Coreia do Sul anuncia investimento em fábrica de fertilizantes em Angola


Empresários sul-coreanos preveem empregar 3,5 mil milhões de dólares (cerca de 580 mil milhões de kwanzas) em investimento nos domínios da indústria e dos hidrocarbonetos, revelou ontem, em Luanda, o secretário-geral da Associação para o Desen­­vol­vimento Económico Coreia do Sul e África (AKEDA).

Chung Si-Woo, que falou à imprensa no final de um encontro de trabalho com o secretário de Estado para a Agricultura e Pecuária, Carlos Alberto Jaime, indicou um projeto para instalar em Angola uma fábrica de fertilizantes, num investimento avaliado em 1,5 mil milhões de dólares (250 mil milhões de kwanzas) de fundos institucionais.
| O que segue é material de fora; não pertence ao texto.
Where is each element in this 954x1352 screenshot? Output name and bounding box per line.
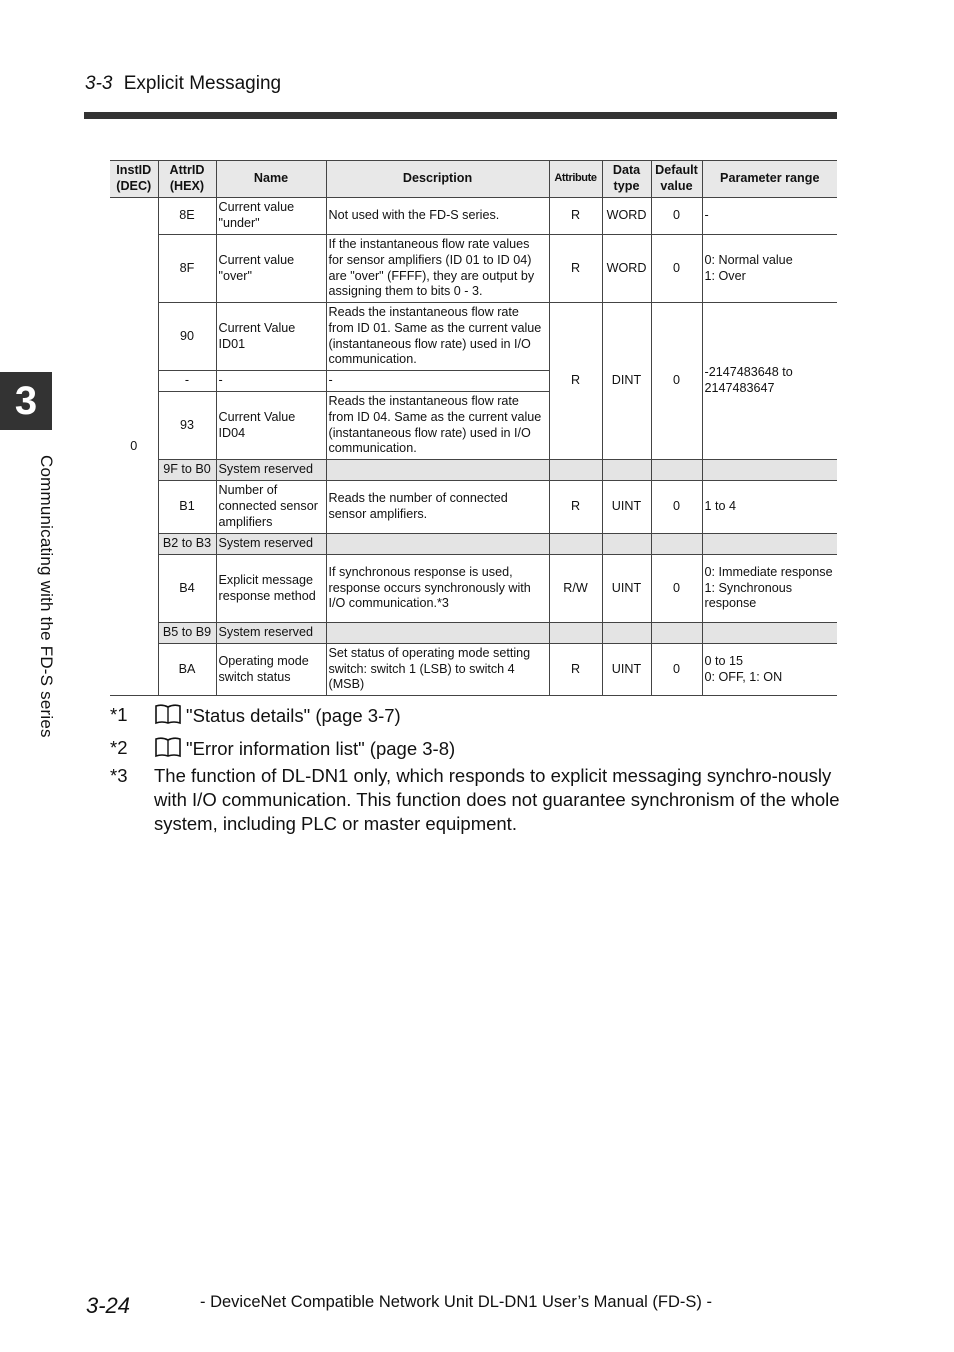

Dois mil milhões de dólares (cerca de 584 mil milhões de kwanzas) podem ser empregues num conjunto de projetos como  a construção de uma central de energia avaliada de uma refinaria a ser construída no sul do país, com o projeto já em fase de elaboração, adiantou. 

Chung Si-Woo, que encabeçou uma missão integrada por representantes de empresas ligadas aos ramos do agronegócios, energia, exploração e distribuição de gás, refinarias, construção e engenharia civil, assim como financiamentos e investimentos manifestou interesse no aumento da presença do sector privado sul-coreano no mercado angolano.

O secretário-geral da AKEDA solicitou às autoridades angolanas que, diante da magnitude das previsões de investimento, concedam mais abertura e adoptem mecanismos que facilitem a entrada de investidores no mercado agrícola do país.

Chung Si-Woo informou que as autoridades angolanas já reagiram às intenções sul-coreanas e propuseram que a AKEDA faça uma apresentação dos projetos a eventuais parceiros nacionais.

“Com base na informação que recebemos das autoridades angolanas, vamos fazer uma apresentação da proposta aos potenciais parceiros, de modo a incrementar a presença do empresariado sul-coreano no vosso país”, disse. 

O secretário de Estado para a Agricultura e Pecuária disse que o ministério definiu como prioridade, na cooperação com os empresários sul-coreanos, a produção de cereais e leguminosas, infra-estruturas de irrigação e áreas do sector rodoviário, para o escoamento da produção, assim como algumas estruturas de armazenamento e transformação da produção agrícola.

“Sabemos que a Coreia do Sul é muito forte no domínio da produção animal, fundamentalmente na avicultura. Há projetos em curso, mas precisamos de disseminar um pouco mais e alargar essa cooperação a nível de outras províncias do país”, disse.

Carlos Alberto Jaime lembrou que os dois países têm em curso projetos financiados em 50 milhões de dólares (8,4 mil milhões de kwanzas) pelo Eximbank da Coreia do Sul, um para a produção de algodão no Cuanza-Sul e outro de avicultura.

Angola tem cerca de 35 milhões de hectares de terra aráveis, mas só explora cinco, pelo que é “fundamental” criar-se projetos mais estruturantes, principalmente no domínio da produção agrícola e pecuária, considerou o secretário de Estado.  

“Falta dinâmica do ponto de vista da interligação entre a Câmara de Comércio Angola-Coreia do Sul e a associação dos empresários sul-coreanos, para que esses projetos possam ser desenvolvidos numa vertente privada”, disse. 

A missão sul-coreana, que está em Angola desde domingo, tem como principal objetivo a prospecção de oportunidades de negócios no mercado angolano e obter melhor conhecimento das prioridades de investimento local. 

Até ao final de 2016, o comércio bilateral atingiu cerca de 20 mil milhões de dólares (mais de três triliões de kwanzas), segundo dados da Angop.